Ballet was performed for the first time in America in 1827. The Bowery Theater in New York City hosted a performance of The Deserter by Madame Francisquy Hutin and her troupe. Idea: Invite a ballet student to visit the class and demonstrate some basic ballet moves.
Grenada celebrates Independence Day. Although it became free of British rule in 1974, it still recognizes Queen Elizabeth II as its head of state. Carib Indians inhabited the island, located in the Caribbean, in the 1600’s. St. George’s is the capital. The 108,000 inhabitants depend a great deal on tourism. Nutmeg and mace are leading exports. Idea: Children could learn how nutmeg and mace are grown. Are nutmeg and mace different?
Stardust was launched by NASA in 1999. Scientists sent it into outer space to collect samples from comets. So how did Stardust collect those samples? It contained plates of aerogel, a type of sticky stuff that attracted and kept the comet materials. It traveled three billion miles before returning to earth January 15, 2006, with samples it took from comet Wild 2. Children can have a great time exploring the Stardust NASA site for kids at: Stardust.
Shonto Begay (born Kayenta, Arizona, 1954) is a children’s author and illustrator. He illustrated The Mud Pony, published in 1988.
Eubie Blake (born Baltimore, Maryland, 1883; died Brooklyn, New York, February 12, 1983) was a pianist and composer. He wrote almost 1000 songs, including I’m Just Wild about Harry.
Charles Dickens (born Portsmouth, England, 1812; died Gad’s Hill, England, June 9, 1870) was an English novelist. His works include A Christmas Carol and Oliver Twist. He is buried at Westminster Abbey. Children can read his works at: Project Gutenberg. They could learn more about him at: Charles Dickens.
Fred Gipson (born Mason, Texas, 1908; died Mason, Texas, August 14, 1973) wrote books and screenplays. His most famous work is Old Yeller, which received a 1957 Newbery Honor Award.
Sinclair Lewis (born Harry Sinclair Lewis in Sauk Center, Minnesota, 1885; died Rome, Italy, January 10, 1951) was a novelist. His works include Main Street. He won the Nobel Prize for Literature in 1930. Young adults can read many of his works at: Project Gutenberg.

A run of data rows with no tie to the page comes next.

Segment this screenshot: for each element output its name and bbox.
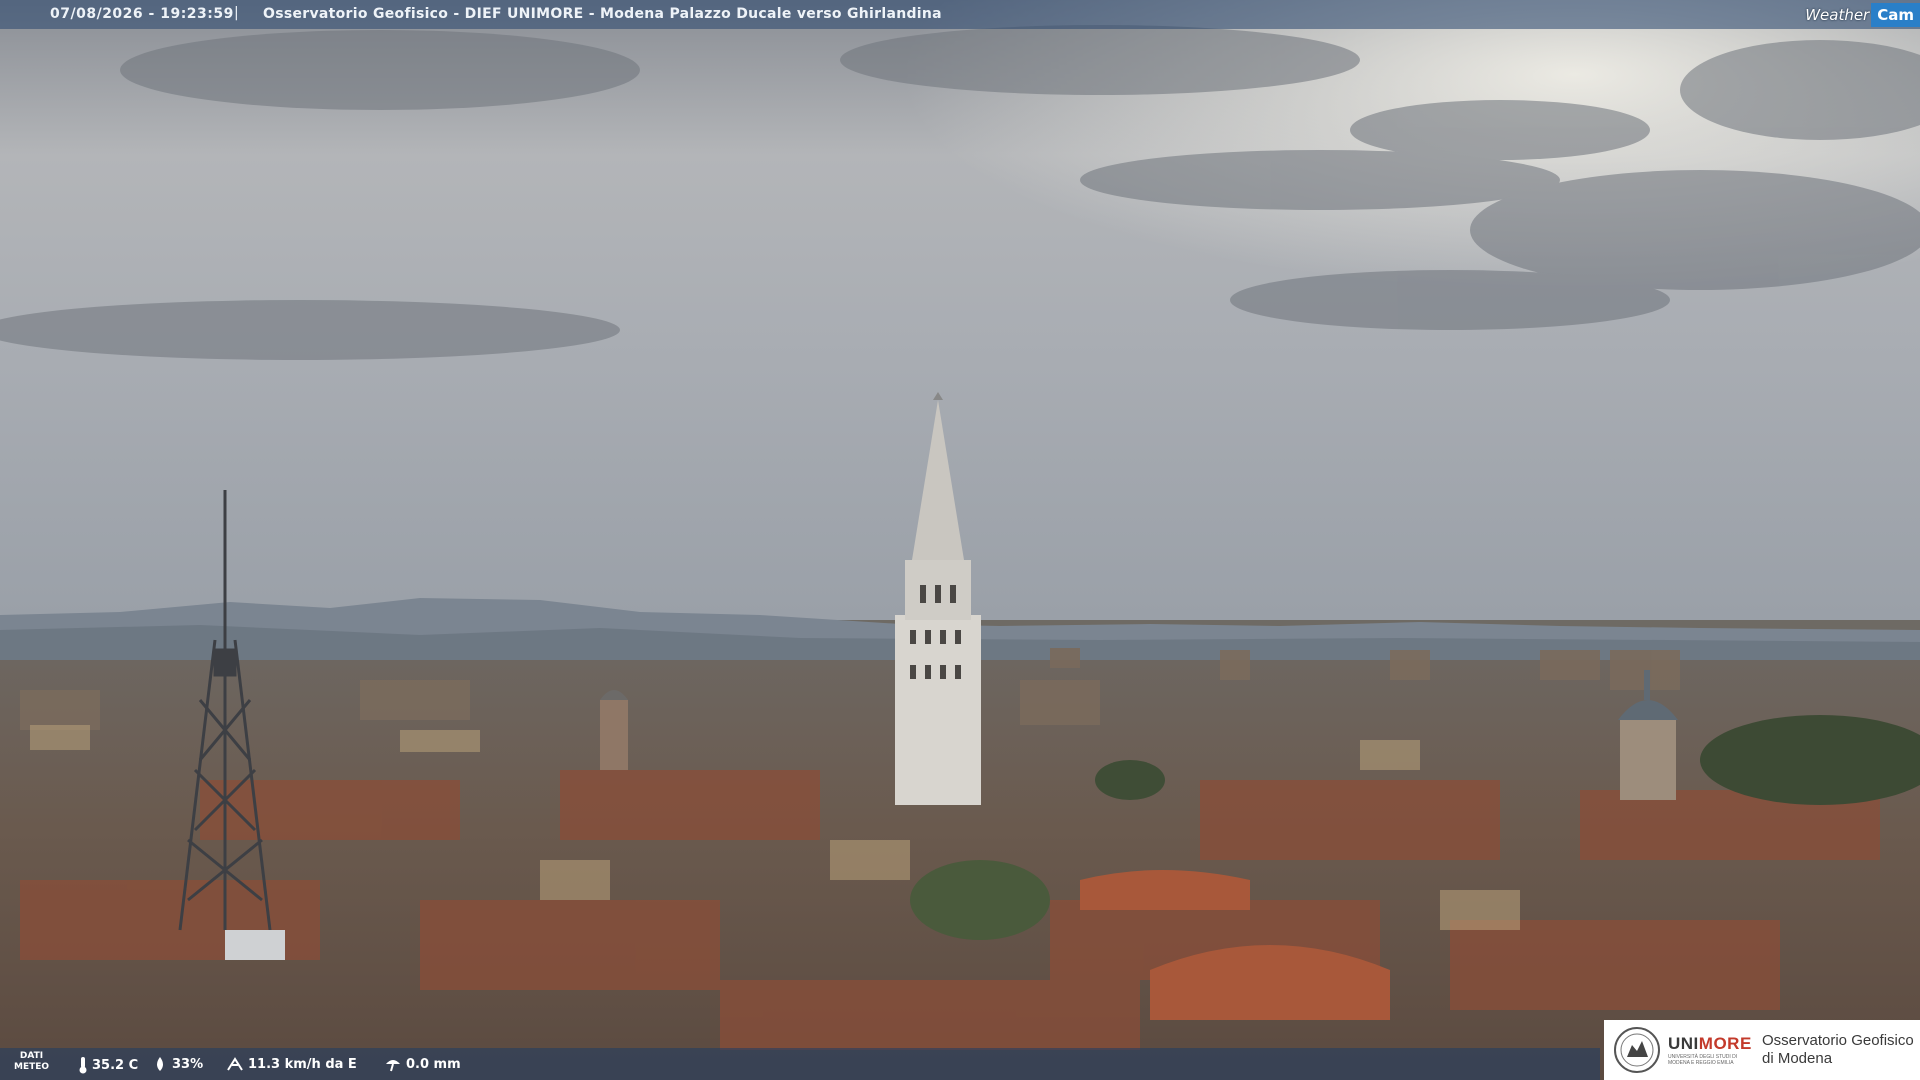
camera-title: Osservatorio Geofisico - DIEF UNIMORE - …	[263, 6, 942, 22]
unimore-seal-icon	[1614, 1027, 1660, 1073]
observatory-name: Osservatorio Geofisico di Modena	[1762, 1032, 1914, 1067]
weather-data-bar: DATI METEO 35.2 C 33% 11.3 km/h da E 0.0…	[0, 1048, 1600, 1080]
brand-cam: Cam	[1871, 2, 1920, 27]
timestamp: 07/08/2026 - 19:23:59	[50, 6, 234, 22]
top-overlay-bar: 07/08/2026 - 19:23:59 | Osservatorio Geo…	[0, 0, 1920, 29]
temperature-reading: 35.2 C	[78, 1056, 138, 1074]
weathercam-logo: Weather Cam	[1805, 0, 1920, 29]
webcam-image	[0, 0, 1920, 1080]
rain-gauge-icon	[386, 1060, 400, 1072]
rain-reading: 0.0 mm	[384, 1056, 461, 1072]
weather-label: DATI METEO	[14, 1051, 50, 1072]
separator: |	[234, 5, 239, 21]
brand-weather: Weather	[1805, 5, 1870, 24]
humidity-reading: 33%	[152, 1056, 203, 1072]
wind-reading: 11.3 km/h da E	[226, 1056, 357, 1072]
unimore-wordmark: UNIMORE UNIVERSITÀ DEGLI STUDI DI MODENA…	[1668, 1034, 1752, 1066]
droplet-icon	[157, 1057, 163, 1071]
unimore-observatory-logo: UNIMORE UNIVERSITÀ DEGLI STUDI DI MODENA…	[1604, 1020, 1920, 1080]
wind-icon	[227, 1057, 243, 1071]
thermometer-icon	[79, 1057, 87, 1074]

Laura Ingalls Wilder (born Pepin, Wisconsin, 1867; died Mansfield, Missouri, February 10, 1957) was an author. She wrote nine novels called the “Little House” books. The works are somewhat based on actual events from her life and that of her husband, Almanzo Wilder. Works include Little House in the Big Woods and Farmer Boy. Five of her books were named Newbery Honor Books: On the Banks of Plum Creek (1938), By the Shores of Silver Lake (1940), The Long Winter (1941), Little Town on the Prairie (1942), and These Happy Golden Years (1944).
Natasha Wing (born Milford, Connecticut, 1960) writes books for children. She has written a series of books called The Night Before… Children can visit her website at: Natasha Wing.
Opera was first performed in America in 1735 in Charleston, South Carolina. Colley Cibber wrote the opera, Flora; or Hob in the Well. Idea: Children could learn about the components of opera.
Boy Scouts of America was started in 1910 by William Boyce in Washington, DC. The foundation was the work of Sir Robert Baden-Powell and the British Boy Scouts. Children can learn more about scouting at: http://www.scouting.org/
First radio in the White House was installed in 1922 during Warren Harding’s administration. Children can read more about the importance of radio at: Radio.
William Tecumseh Sherman (born Lancaster, Ohio, 1820; died New York, New York, February 14, 1891) was a Civil War general best known for his march through Georgia.
Jules Verne (born Nantes, France, 1828; died Amiens, France, March 24, 1905) was a French novelist and “the Father of Science Fiction.” His works include Around the World in Eighty Days and Twenty Thousand Leagues Under the Sea. Children can read his work at: Project Gutenberg. Which of his ideas have actually become real inventions? Children can then see photographs of eight inventions he predicted that really did come true at: Verne Inventions.
John Williams (born New York, New York, 1932) is a composer, conductor and pianist. His works include the scores for Star Wars and Jurassic Park. Idea: Show a clip from a movie that includes some of his music. How does his music contribute to the mood of the scene?
United States Weather Service was created in 1870. Today the Weather Service is part of the National Oceanic and Atmospheric Administration (NOAA). Children can find out more about the Weather Service at: http://www.weather.gov/owlie/science_kt.
Volleyball was invented by William G. Morgan of Massachusetts in 1895. He invented a game to be played indoors and that would provide good exercise but not as much physical contact as other sports, for example basketball.